Old 01-29-2013, 09:28 AM
  # 5 (permalink)  
mfanch
Recovered
 
Join Date: Jun 2009
Posts: 1,129
Sounds like he is off the beam. Honesty is the number one thing that must be developed when we get sober. Even in denial, we tell the truth as we know it if we are to be successful. However, I NEVER had to be nickel-and-dimed by my SO. It sets up a parent-child relationship and we are both adults.

Many have put themselves into serious debt to enable the addicts in their lives. We addicts actually do better when we hit the bottom and can't take it anymore...ie we want to get sober enough to make a plan and then do the plan. And KEEP doing the plan.

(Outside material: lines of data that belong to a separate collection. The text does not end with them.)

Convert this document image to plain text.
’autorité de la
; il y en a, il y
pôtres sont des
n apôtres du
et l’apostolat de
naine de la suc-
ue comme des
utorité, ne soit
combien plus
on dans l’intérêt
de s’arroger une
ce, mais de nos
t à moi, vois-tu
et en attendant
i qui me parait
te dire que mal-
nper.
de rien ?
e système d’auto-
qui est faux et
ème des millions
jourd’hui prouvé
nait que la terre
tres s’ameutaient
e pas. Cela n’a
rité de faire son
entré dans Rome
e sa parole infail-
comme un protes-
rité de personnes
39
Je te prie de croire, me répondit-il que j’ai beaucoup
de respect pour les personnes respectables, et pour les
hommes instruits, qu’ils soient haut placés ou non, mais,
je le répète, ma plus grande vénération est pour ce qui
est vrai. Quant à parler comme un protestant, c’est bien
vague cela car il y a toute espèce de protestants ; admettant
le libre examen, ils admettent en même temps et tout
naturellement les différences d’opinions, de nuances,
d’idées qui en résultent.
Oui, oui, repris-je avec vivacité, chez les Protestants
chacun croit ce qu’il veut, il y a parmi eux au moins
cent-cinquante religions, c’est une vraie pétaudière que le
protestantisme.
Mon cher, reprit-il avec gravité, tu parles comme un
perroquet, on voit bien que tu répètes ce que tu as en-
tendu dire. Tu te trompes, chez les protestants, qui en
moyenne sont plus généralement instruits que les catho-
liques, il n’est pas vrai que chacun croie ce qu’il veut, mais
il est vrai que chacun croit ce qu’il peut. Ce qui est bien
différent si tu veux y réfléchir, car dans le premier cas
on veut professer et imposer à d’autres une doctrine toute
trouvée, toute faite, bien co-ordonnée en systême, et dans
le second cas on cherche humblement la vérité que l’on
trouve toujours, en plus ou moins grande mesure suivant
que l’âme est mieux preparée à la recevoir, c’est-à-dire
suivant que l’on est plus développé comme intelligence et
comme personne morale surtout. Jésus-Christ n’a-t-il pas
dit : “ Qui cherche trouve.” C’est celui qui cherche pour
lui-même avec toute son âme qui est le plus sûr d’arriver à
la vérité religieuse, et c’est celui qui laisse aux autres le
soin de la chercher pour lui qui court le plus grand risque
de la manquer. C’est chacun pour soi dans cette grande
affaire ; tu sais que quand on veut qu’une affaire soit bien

I am also a triple addict (alcohol/drug/sex). My new beginning finally started when my SO stopped propping me up (place to stay, "sacrificing for us" financially, not keeping his boundaries, etc) and stopped acting like my parent (checking my drawers, phone, computer, pockets, etc). Now, after both of us getting into recovery (me for my stuff and him for codependence - Alanon), we are two sober adults making it work. He says it is very refreshing and awesome that he can trust me and not have to go behind me anymore. BUT.....I had to EARN that trust. And it took a long time.

So, if you think your bf is using, he probably is. Is it "crazy" to ask him about financials. Yes, it is controlling. The four things my SO did the most were: martyring, mothering, manipulating, managing. The 4 M's of codependence. From my perspective, THAT going away is awesome, too.